At some time between 1911 and 1914 Edward moved to London, where he was employed as a coach painter. It was here that he enlisted on 1 October 1914. He was placed first with the Northern Reserves and then later assigned to the Duke of Cornwall’s Light Infantry.
Back in Chester, in 1915 due to staffing problems which were endemic during the war, Mrs Sandfield (nee Miss M. J. Jones) was recalled to teach on supply in Standard III of St Werburgh’s Girls’ Junior School. In 1916 Miss (Elizabeth) Jones is reported in the Head Mistress’ Log Book as having to take both Standard V and VI, in addition to teaching singing.

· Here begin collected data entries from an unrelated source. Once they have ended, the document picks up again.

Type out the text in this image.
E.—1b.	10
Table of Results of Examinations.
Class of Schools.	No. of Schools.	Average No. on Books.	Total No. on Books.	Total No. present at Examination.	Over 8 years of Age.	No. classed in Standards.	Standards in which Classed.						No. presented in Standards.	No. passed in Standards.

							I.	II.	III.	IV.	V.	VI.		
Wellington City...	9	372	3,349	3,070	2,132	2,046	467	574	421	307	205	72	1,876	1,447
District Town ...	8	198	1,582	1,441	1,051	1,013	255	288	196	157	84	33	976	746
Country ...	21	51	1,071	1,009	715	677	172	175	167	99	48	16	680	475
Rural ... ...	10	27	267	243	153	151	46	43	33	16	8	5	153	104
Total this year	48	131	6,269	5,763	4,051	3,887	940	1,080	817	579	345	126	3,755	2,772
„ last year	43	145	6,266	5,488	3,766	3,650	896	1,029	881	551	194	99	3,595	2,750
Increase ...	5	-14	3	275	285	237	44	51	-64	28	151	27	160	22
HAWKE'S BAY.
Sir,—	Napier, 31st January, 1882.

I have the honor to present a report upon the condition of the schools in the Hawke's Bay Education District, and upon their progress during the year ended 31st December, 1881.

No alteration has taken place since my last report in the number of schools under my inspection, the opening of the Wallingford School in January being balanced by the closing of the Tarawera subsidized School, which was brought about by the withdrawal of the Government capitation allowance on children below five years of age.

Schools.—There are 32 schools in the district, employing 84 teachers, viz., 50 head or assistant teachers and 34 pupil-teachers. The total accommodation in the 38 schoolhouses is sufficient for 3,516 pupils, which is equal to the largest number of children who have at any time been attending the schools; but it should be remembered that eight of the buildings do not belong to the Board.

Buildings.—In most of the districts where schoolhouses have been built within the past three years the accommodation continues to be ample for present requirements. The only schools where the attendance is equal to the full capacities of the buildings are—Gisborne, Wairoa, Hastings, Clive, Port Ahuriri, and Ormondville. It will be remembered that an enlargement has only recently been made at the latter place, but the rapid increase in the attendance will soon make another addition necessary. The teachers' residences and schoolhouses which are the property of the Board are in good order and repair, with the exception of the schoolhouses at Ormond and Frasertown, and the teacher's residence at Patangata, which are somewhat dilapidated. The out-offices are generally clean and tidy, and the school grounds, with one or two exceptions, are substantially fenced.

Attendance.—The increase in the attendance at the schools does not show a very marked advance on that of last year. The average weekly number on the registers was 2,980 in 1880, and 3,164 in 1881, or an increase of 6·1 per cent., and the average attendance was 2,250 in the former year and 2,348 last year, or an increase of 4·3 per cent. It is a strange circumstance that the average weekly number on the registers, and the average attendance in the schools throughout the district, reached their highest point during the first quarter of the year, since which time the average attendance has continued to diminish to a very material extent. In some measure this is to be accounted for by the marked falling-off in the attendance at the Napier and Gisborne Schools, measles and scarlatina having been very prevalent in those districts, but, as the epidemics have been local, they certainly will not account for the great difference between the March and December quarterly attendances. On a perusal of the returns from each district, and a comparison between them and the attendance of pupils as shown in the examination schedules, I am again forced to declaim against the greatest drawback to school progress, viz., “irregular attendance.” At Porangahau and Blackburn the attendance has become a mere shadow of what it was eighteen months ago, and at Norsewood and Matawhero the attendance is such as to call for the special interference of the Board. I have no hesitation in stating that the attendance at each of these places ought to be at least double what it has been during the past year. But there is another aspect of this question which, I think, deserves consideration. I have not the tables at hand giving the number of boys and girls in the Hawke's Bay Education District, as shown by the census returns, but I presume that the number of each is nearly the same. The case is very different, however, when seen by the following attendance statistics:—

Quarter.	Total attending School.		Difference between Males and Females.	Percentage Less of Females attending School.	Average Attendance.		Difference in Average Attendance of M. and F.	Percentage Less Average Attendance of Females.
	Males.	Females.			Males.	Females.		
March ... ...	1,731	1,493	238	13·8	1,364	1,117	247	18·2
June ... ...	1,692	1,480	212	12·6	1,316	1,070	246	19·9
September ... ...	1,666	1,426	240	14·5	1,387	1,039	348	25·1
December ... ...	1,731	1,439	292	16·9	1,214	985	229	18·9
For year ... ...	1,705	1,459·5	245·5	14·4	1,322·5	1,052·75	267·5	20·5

On 20 May 1915 Edward embarked for France. In September of that year Edward was one of the troops who sustained a severe gas attack on Hill 60 at Ypres. His conduct on this occasion was such that he was mentioned in De Ruvigny’s Roll of Honour Volume 2 Page 186. Edward was evacuated to this country and was treated in the Cornelia (Military) Hospital, Longfleet Road, Poole, Dorset, where he subsequently died. On 16 October 1915, Edward’s requiem mass was said at St Mary’s R.C. Church, Poole, and his body was taken from the church to be buried in Poole Cemetery, grave 3.C.2.10038. The ceremony was conducted by Fr Timothy Hannigan. St Mary’s Church was situated on the shore in Poole at this time. In the 1960s a new church was built further inland and the old church was used for lifeboat storage. The registers from the old church were removed to the new one.
Edward’s enlistment had been reported in the March 1915 issue of St Werburgh’s Parish Magazine and his obituary was printed in the November 1915 issue. His name is listed on the WW1 Memorials in the Town Hall and St Werburgh’s Church, Chester. Edward was eligible to receive the 1914-15 Star, the British War Medal and the Allied Victory Medal.